For over half a century, the names Joan Baez and Bob Dylan have been intertwined—folk music’s enigmatic couple whose voices once rose in harmony, and later, in heartbreak. Now, in a series of candid reflections, Baez is pulling back the curtain on one of music’s most legendary relationships, offering painful and poignant insight into her time with Dylan—and why it all fell apart.

Their story began in 1961 in Greenwich Village. Baez, already an icon, had just lit up the Newport Folk Festival with her angelic voice. When she met a scrappy young Dylan with a haunting song called Song to Woody, she saw something no one else had—genius waiting to be unleashed. She took him under her wing, inviting him to tour with her, sharing her spotlight and stages, and introducing his music to the world.
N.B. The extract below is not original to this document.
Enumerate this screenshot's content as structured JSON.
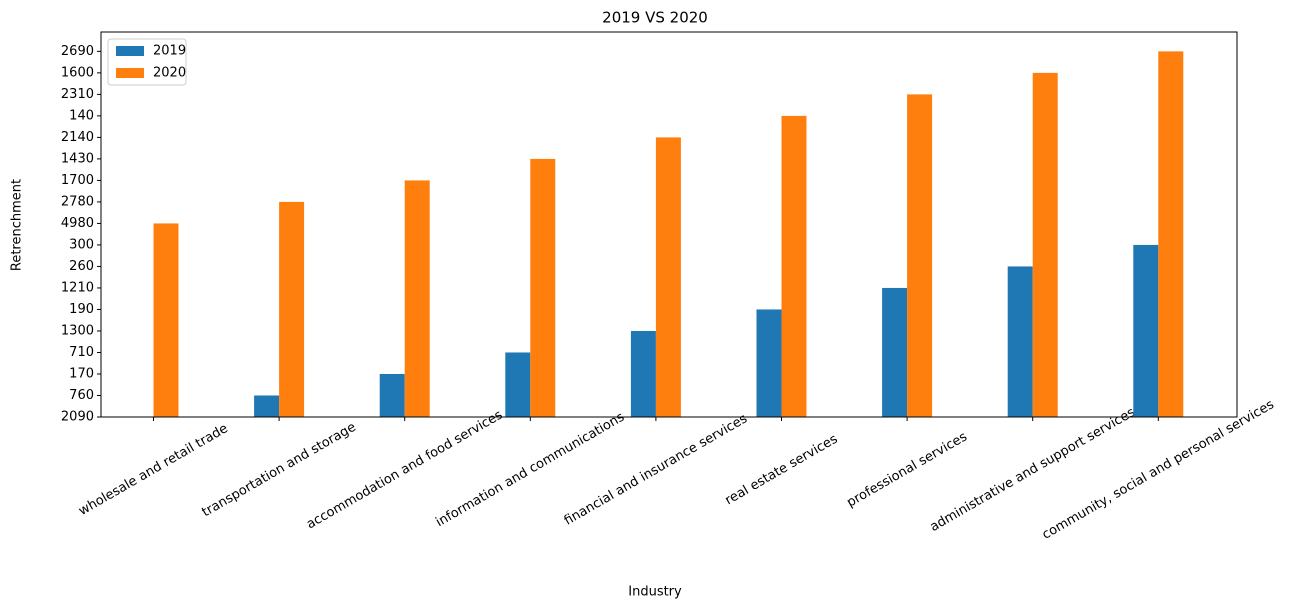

Their bond was undeniable. “We sang anything together and it made sense,” Dylan once said. But what started as artistic chemistry slowly blossomed into romance—one that, according to Baez, defied easy definition. “What three months was it?” she once joked when asked how long they’d been together.

But as Dylan’s fame skyrocketed, the relationship buckled under the weight of his growing ego and Baez’s desire for emotional honesty and political purpose. While she sang of peace and protest, he turned electric—musically and personally—blazing a trail that left Baez behind.
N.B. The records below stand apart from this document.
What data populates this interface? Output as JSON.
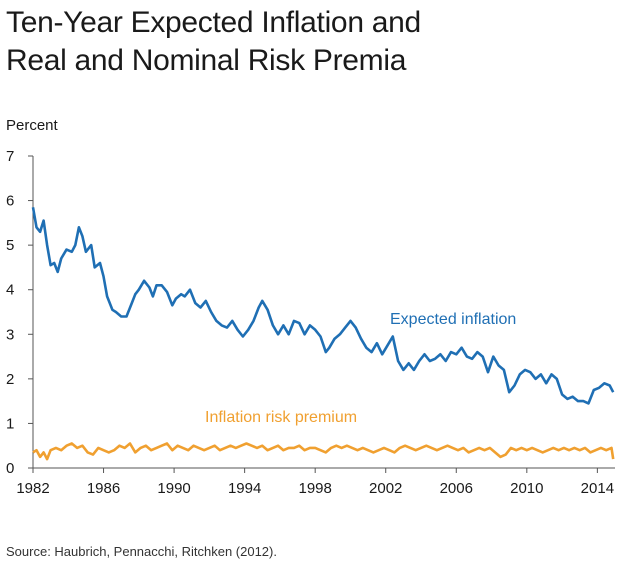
{
  "title_lines": [
    "Ten-Year Expected Inflation and",
    "Real and Nominal Risk Premia"
  ],
  "source": "Source: Haubrich, Pennacchi, Ritchken (2012).",
  "chart_data": {
    "type": "line",
    "ylabel": "Percent",
    "xlim": [
      1982,
      2015
    ],
    "ylim": [
      0,
      7
    ],
    "x_ticks": [
      "1982",
      "1986",
      "1990",
      "1994",
      "1998",
      "2002",
      "2006",
      "2010",
      "2014"
    ],
    "y_ticks": [
      "0",
      "1",
      "2",
      "3",
      "4",
      "5",
      "6",
      "7"
    ],
    "grid": false,
    "series": [
      {
        "name": "Expected inflation",
        "color": "#1f6fb4",
        "x": [
          1982.0,
          1982.2,
          1982.4,
          1982.6,
          1982.8,
          1983.0,
          1983.2,
          1983.4,
          1983.6,
          1983.9,
          1984.2,
          1984.4,
          1984.6,
          1984.8,
          1985.0,
          1985.3,
          1985.5,
          1985.8,
          1986.0,
          1986.2,
          1986.5,
          1986.7,
          1987.0,
          1987.3,
          1987.6,
          1987.8,
          1988.0,
          1988.3,
          1988.6,
          1988.8,
          1989.0,
          1989.3,
          1989.6,
          1989.9,
          1990.1,
          1990.4,
          1990.6,
          1990.9,
          1991.2,
          1991.5,
          1991.8,
          1992.1,
          1992.4,
          1992.7,
          1993.0,
          1993.3,
          1993.6,
          1993.9,
          1994.2,
          1994.5,
          1994.8,
          1995.0,
          1995.3,
          1995.6,
          1995.9,
          1996.2,
          1996.5,
          1996.8,
          1997.1,
          1997.4,
          1997.7,
          1998.0,
          1998.3,
          1998.6,
          1998.8,
          1999.1,
          1999.4,
          1999.7,
          2000.0,
          2000.3,
          2000.6,
          2000.9,
          2001.2,
          2001.5,
          2001.8,
          2002.1,
          2002.4,
          2002.7,
          2003.0,
          2003.3,
          2003.6,
          2003.9,
          2004.2,
          2004.5,
          2004.8,
          2005.1,
          2005.4,
          2005.7,
          2006.0,
          2006.3,
          2006.6,
          2006.9,
          2007.2,
          2007.5,
          2007.8,
          2008.1,
          2008.4,
          2008.7,
          2009.0,
          2009.3,
          2009.6,
          2009.9,
          2010.2,
          2010.5,
          2010.8,
          2011.1,
          2011.4,
          2011.7,
          2012.0,
          2012.3,
          2012.6,
          2012.9,
          2013.2,
          2013.5,
          2013.8,
          2014.1,
          2014.4,
          2014.7,
          2014.9
        ],
        "values": [
          5.85,
          5.4,
          5.3,
          5.55,
          5.0,
          4.55,
          4.6,
          4.4,
          4.7,
          4.9,
          4.85,
          5.0,
          5.4,
          5.2,
          4.85,
          5.0,
          4.5,
          4.6,
          4.3,
          3.85,
          3.55,
          3.5,
          3.4,
          3.4,
          3.7,
          3.9,
          4.0,
          4.2,
          4.05,
          3.85,
          4.1,
          4.1,
          3.95,
          3.65,
          3.8,
          3.9,
          3.85,
          4.0,
          3.7,
          3.6,
          3.75,
          3.5,
          3.3,
          3.2,
          3.15,
          3.3,
          3.1,
          2.95,
          3.1,
          3.3,
          3.6,
          3.75,
          3.55,
          3.2,
          3.0,
          3.2,
          3.0,
          3.3,
          3.25,
          3.0,
          3.2,
          3.1,
          2.95,
          2.6,
          2.7,
          2.9,
          3.0,
          3.15,
          3.3,
          3.15,
          2.9,
          2.7,
          2.6,
          2.8,
          2.55,
          2.75,
          2.95,
          2.4,
          2.2,
          2.35,
          2.2,
          2.4,
          2.55,
          2.4,
          2.45,
          2.55,
          2.4,
          2.6,
          2.55,
          2.7,
          2.5,
          2.45,
          2.6,
          2.5,
          2.15,
          2.5,
          2.3,
          2.2,
          1.7,
          1.85,
          2.1,
          2.2,
          2.15,
          2.0,
          2.1,
          1.9,
          2.1,
          2.0,
          1.65,
          1.55,
          1.6,
          1.5,
          1.5,
          1.45,
          1.75,
          1.8,
          1.9,
          1.85,
          1.7
        ]
      },
      {
        "name": "Inflation risk premium",
        "color": "#f0a030",
        "x": [
          1982.0,
          1982.2,
          1982.4,
          1982.6,
          1982.8,
          1983.0,
          1983.3,
          1983.6,
          1983.9,
          1984.2,
          1984.5,
          1984.8,
          1985.1,
          1985.4,
          1985.7,
          1986.0,
          1986.3,
          1986.6,
          1986.9,
          1987.2,
          1987.5,
          1987.8,
          1988.1,
          1988.4,
          1988.7,
          1989.0,
          1989.3,
          1989.6,
          1989.9,
          1990.2,
          1990.5,
          1990.8,
          1991.1,
          1991.4,
          1991.7,
          1992.0,
          1992.3,
          1992.6,
          1992.9,
          1993.2,
          1993.5,
          1993.8,
          1994.1,
          1994.4,
          1994.7,
          1995.0,
          1995.3,
          1995.6,
          1995.9,
          1996.2,
          1996.5,
          1996.8,
          1997.1,
          1997.4,
          1997.7,
          1998.0,
          1998.3,
          1998.6,
          1998.9,
          1999.2,
          1999.5,
          1999.8,
          2000.1,
          2000.4,
          2000.7,
          2001.0,
          2001.3,
          2001.6,
          2001.9,
          2002.2,
          2002.5,
          2002.8,
          2003.1,
          2003.4,
          2003.7,
          2004.0,
          2004.3,
          2004.6,
          2004.9,
          2005.2,
          2005.5,
          2005.8,
          2006.1,
          2006.4,
          2006.7,
          2007.0,
          2007.3,
          2007.6,
          2007.9,
          2008.2,
          2008.5,
          2008.8,
          2009.1,
          2009.4,
          2009.7,
          2010.0,
          2010.3,
          2010.6,
          2010.9,
          2011.2,
          2011.5,
          2011.8,
          2012.1,
          2012.4,
          2012.7,
          2013.0,
          2013.3,
          2013.6,
          2013.9,
          2014.2,
          2014.5,
          2014.8,
          2014.9
        ],
        "values": [
          0.35,
          0.4,
          0.25,
          0.35,
          0.2,
          0.4,
          0.45,
          0.4,
          0.5,
          0.55,
          0.45,
          0.5,
          0.35,
          0.3,
          0.45,
          0.4,
          0.35,
          0.4,
          0.5,
          0.45,
          0.55,
          0.35,
          0.45,
          0.5,
          0.4,
          0.45,
          0.5,
          0.55,
          0.4,
          0.5,
          0.45,
          0.4,
          0.5,
          0.45,
          0.4,
          0.45,
          0.5,
          0.4,
          0.45,
          0.5,
          0.45,
          0.5,
          0.55,
          0.5,
          0.45,
          0.5,
          0.4,
          0.45,
          0.5,
          0.4,
          0.45,
          0.45,
          0.5,
          0.4,
          0.45,
          0.45,
          0.4,
          0.35,
          0.45,
          0.5,
          0.45,
          0.5,
          0.45,
          0.4,
          0.45,
          0.4,
          0.35,
          0.4,
          0.45,
          0.4,
          0.35,
          0.45,
          0.5,
          0.45,
          0.4,
          0.45,
          0.5,
          0.45,
          0.4,
          0.45,
          0.5,
          0.45,
          0.4,
          0.45,
          0.35,
          0.4,
          0.45,
          0.4,
          0.45,
          0.35,
          0.25,
          0.3,
          0.45,
          0.4,
          0.45,
          0.4,
          0.45,
          0.4,
          0.35,
          0.4,
          0.45,
          0.4,
          0.45,
          0.4,
          0.45,
          0.4,
          0.45,
          0.35,
          0.4,
          0.45,
          0.4,
          0.45,
          0.2
        ]
      }
    ]
  }
}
In 1965, everything changed. Dylan secretly married Sara Lownds—news that hit Baez like a freight train. She hadn’t expected a proposal, but she also hadn’t expected betrayal. Just months earlier, Dylan had claimed marriage wasn’t on his mind. And now, he had a wife and a child on the way—with no word to the woman who once lifted him to fame.
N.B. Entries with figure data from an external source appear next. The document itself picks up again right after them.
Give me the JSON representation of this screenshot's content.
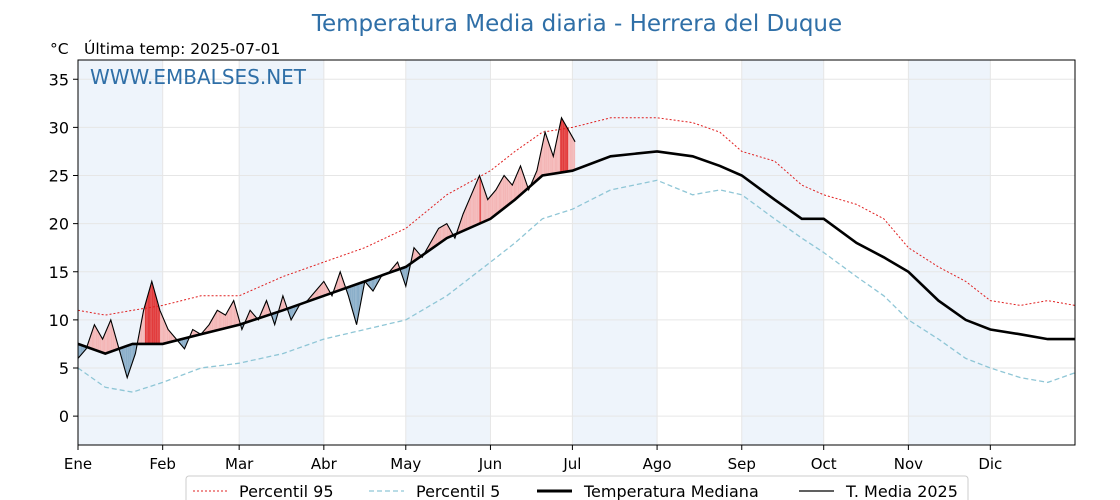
{
  "title": "Temperatura Media diaria - Herrera del Duque",
  "unit_label": "°C",
  "last_temp_label": "Última temp: 2025-07-01",
  "watermark": "WWW.EMBALSES.NET",
  "colors": {
    "title": "#2f6fa7",
    "p95": "#e02020",
    "p5": "#8fc6d6",
    "median": "#000000",
    "t2025": "#000000",
    "fill_above": "#f4b6b6",
    "fill_above_strong": "#e23b3b",
    "fill_below": "#8aaec9",
    "band": "#eef4fb"
  },
  "legend": {
    "p95": "Percentil 95",
    "p5": "Percentil 5",
    "median": "Temperatura Mediana",
    "t2025": "T. Media 2025"
  },
  "chart_data": {
    "type": "line",
    "title": "Temperatura Media diaria - Herrera del Duque",
    "ylabel": "°C",
    "ylim": [
      -3,
      37
    ],
    "xlim": [
      0,
      365
    ],
    "yticks": [
      0,
      5,
      10,
      15,
      20,
      25,
      30,
      35
    ],
    "months": [
      {
        "label": "Ene",
        "day": 0
      },
      {
        "label": "Feb",
        "day": 31
      },
      {
        "label": "Mar",
        "day": 59
      },
      {
        "label": "Abr",
        "day": 90
      },
      {
        "label": "May",
        "day": 120
      },
      {
        "label": "Jun",
        "day": 151
      },
      {
        "label": "Jul",
        "day": 181
      },
      {
        "label": "Ago",
        "day": 212
      },
      {
        "label": "Sep",
        "day": 243
      },
      {
        "label": "Oct",
        "day": 273
      },
      {
        "label": "Nov",
        "day": 304
      },
      {
        "label": "Dic",
        "day": 334
      }
    ],
    "grid": true,
    "legend_position": "bottom",
    "series": [
      {
        "name": "Percentil 95",
        "x": [
          0,
          10,
          20,
          31,
          45,
          59,
          75,
          90,
          105,
          120,
          135,
          151,
          160,
          170,
          181,
          195,
          212,
          225,
          235,
          243,
          255,
          265,
          273,
          285,
          295,
          304,
          315,
          325,
          334,
          345,
          355,
          365
        ],
        "y": [
          11,
          10.5,
          11,
          11.5,
          12.5,
          12.5,
          14.5,
          16,
          17.5,
          19.5,
          23,
          25.5,
          27.5,
          29.5,
          30,
          31,
          31,
          30.5,
          29.5,
          27.5,
          26.5,
          24,
          23,
          22,
          20.5,
          17.5,
          15.5,
          14,
          12,
          11.5,
          12,
          11.5
        ]
      },
      {
        "name": "Percentil 5",
        "x": [
          0,
          10,
          20,
          31,
          45,
          59,
          75,
          90,
          105,
          120,
          135,
          151,
          160,
          170,
          181,
          195,
          212,
          225,
          235,
          243,
          255,
          265,
          273,
          285,
          295,
          304,
          315,
          325,
          334,
          345,
          355,
          365
        ],
        "y": [
          5,
          3,
          2.5,
          3.5,
          5,
          5.5,
          6.5,
          8,
          9,
          10,
          12.5,
          16,
          18,
          20.5,
          21.5,
          23.5,
          24.5,
          23,
          23.5,
          23,
          20.5,
          18.5,
          17,
          14.5,
          12.5,
          10,
          8,
          6,
          5,
          4,
          3.5,
          4.5
        ]
      },
      {
        "name": "Temperatura Mediana",
        "x": [
          0,
          10,
          20,
          31,
          45,
          59,
          75,
          90,
          105,
          120,
          135,
          151,
          160,
          170,
          181,
          195,
          212,
          225,
          235,
          243,
          255,
          265,
          273,
          285,
          295,
          304,
          315,
          325,
          334,
          345,
          355,
          365
        ],
        "y": [
          7.5,
          6.5,
          7.5,
          7.5,
          8.5,
          9.5,
          11,
          12.5,
          14,
          15.5,
          18.5,
          20.5,
          22.5,
          25,
          25.5,
          27,
          27.5,
          27,
          26,
          25,
          22.5,
          20.5,
          20.5,
          18,
          16.5,
          15,
          12,
          10,
          9,
          8.5,
          8,
          8
        ]
      },
      {
        "name": "T. Media 2025",
        "x": [
          0,
          3,
          6,
          9,
          12,
          15,
          18,
          21,
          24,
          27,
          30,
          33,
          36,
          39,
          42,
          45,
          48,
          51,
          54,
          57,
          60,
          63,
          66,
          69,
          72,
          75,
          78,
          81,
          84,
          87,
          90,
          93,
          96,
          99,
          102,
          105,
          108,
          111,
          114,
          117,
          120,
          123,
          126,
          129,
          132,
          135,
          138,
          141,
          144,
          147,
          150,
          153,
          156,
          159,
          162,
          165,
          168,
          171,
          174,
          177,
          180,
          182
        ],
        "y": [
          6,
          7,
          9.5,
          8,
          10,
          7,
          4,
          6.5,
          11,
          14,
          11,
          9,
          8,
          7,
          9,
          8.5,
          9.5,
          11,
          10.5,
          12,
          9,
          11,
          10,
          12,
          9.5,
          12.5,
          10,
          11.5,
          12,
          13,
          14,
          12.5,
          15,
          12.5,
          9.5,
          14,
          13,
          14.5,
          15,
          16,
          13.5,
          17.5,
          16.5,
          18,
          19.5,
          20,
          18.5,
          21,
          23,
          25,
          22.5,
          23.5,
          25,
          24,
          26,
          23.5,
          25.5,
          29.5,
          27,
          31,
          29.5,
          28.5
        ]
      }
    ]
  }
}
See also  The Tremeloes – Silence Is Golden

“I was lost in the shuffle,” Baez later said, heartbroken. Dylan, overwhelmed by the chaos of his stardom, admitted it too: he had failed her. Baez channeled that anguish into her most enduring song, Diamonds and Rust, calling him “the unwashed phenomenon” who “burst on the scene already a legend.” It’s a love letter, a requiem, and a reckoning—all in one.

Years passed, and bitterness lingered. On Dylan’s 1984 tour, he treated her coldly. And yet, she never stopped singing his songs. “They’re the easiest and most pleasurable to sing,” she confessed, revealing that despite everything, the musical bond remained.

It wasn’t until decades later—through painting, not music—that Baez finally let go of the pain. Listening to Dylan’s music as she painted his portrait, she broke into tears. And when the painting was done, so was the resentment. “I couldn’t blame him anymore,” she said quietly. “We were just stupid.”

Today, Baez lives far from the stage, painting and watching birds in her garden. But the memory of Dylan—the passion, the betrayal, the brilliance—still lingers. Their love story was never tidy, never fair. But it gave us Diamonds and Rust, and a glimpse into how love, even when it ends, can inspire something timeless.